Why Is This Important?

Because, glutamate is also the most abundant neurotransmitter, responsible for regulating over 50% of the nervous system. It is classified as an excitatory neurotransmitter, which means it excites or stimulates nerve cells located throughout the nervous system. Glutamate also has the ability to regulate other neurotransmitters, dopamine, serotonin and GABA are great examples. When glutamate is in excess it is extremely toxic to the brain and nervous system. It can become so excitatory, it is considered a excitotoxin, which means that it overstimulates brain cells to the point of killing them or damaging them enough to cause severe mitochondrial dysfunction (associated with low muscle tone) and neurological inflammation. Excess glutamate is believed to be involved in a variety of neurological and neurodegenerative disorders including autism, obsessive compulsive disorders, hyperactivity disorders, complex motor stereotypes, tics, insomnia, anxiety disorders, seizures, sensory processing disorder, addiction, depression, chronic fatigue, PANS, PANDAS, Alzheimers, and so on. Excess glutamate also impairs methylation and depletes glutathione levels, which are vital for detoxification, controlling inflammation and gut health.  Working to lower glutamate/inflammation and balance GABA, is key to improving overall health.

Obviously diet (REID) is one of the most important if not, the most important step in lowering glutamate. However, this natural option may prove beneficial in helping when experiencing a peak of symptoms related to high glutamate and neurological inflammation, i.e. following consumption of a high glutamate food, trauma or a “flare” from PANS (pediatric autoimmune neuropsychiatric disorder) or PANDAS (pediatric autoimmune neuropsychiatric disorders associated with streptococcal infections).  Additionally, working to lower inflammation/glutamate by treating underlying sources inflammation (metals, microbial imbalances, parasites, microglial activation, poor detoxification pathways, various toxins, etc.) will also be hugely beneficial.  We’ve personally found homeopathy to be great for this.

I do not have personal experience with all options mentioned in the “Lowering Glutamate” page, nor would I recommend all of them (especially the pharmaceutical options).

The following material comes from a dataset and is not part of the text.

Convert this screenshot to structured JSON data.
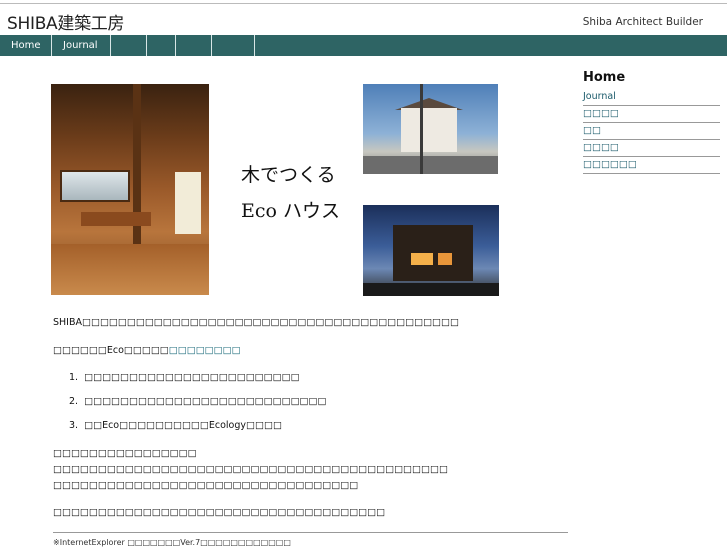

You will want to read the comments as some of the items used to temporarily lower glutamate, can actually work to increase glutamate/glutamate sensitivity over time.

The information shared within this blog has been gathered by a mother, not a physician, and should not act as medical advice. Under no circumstances shall I, or any contributors and affiliates of the blog, be responsible for damages arising from use of the blog.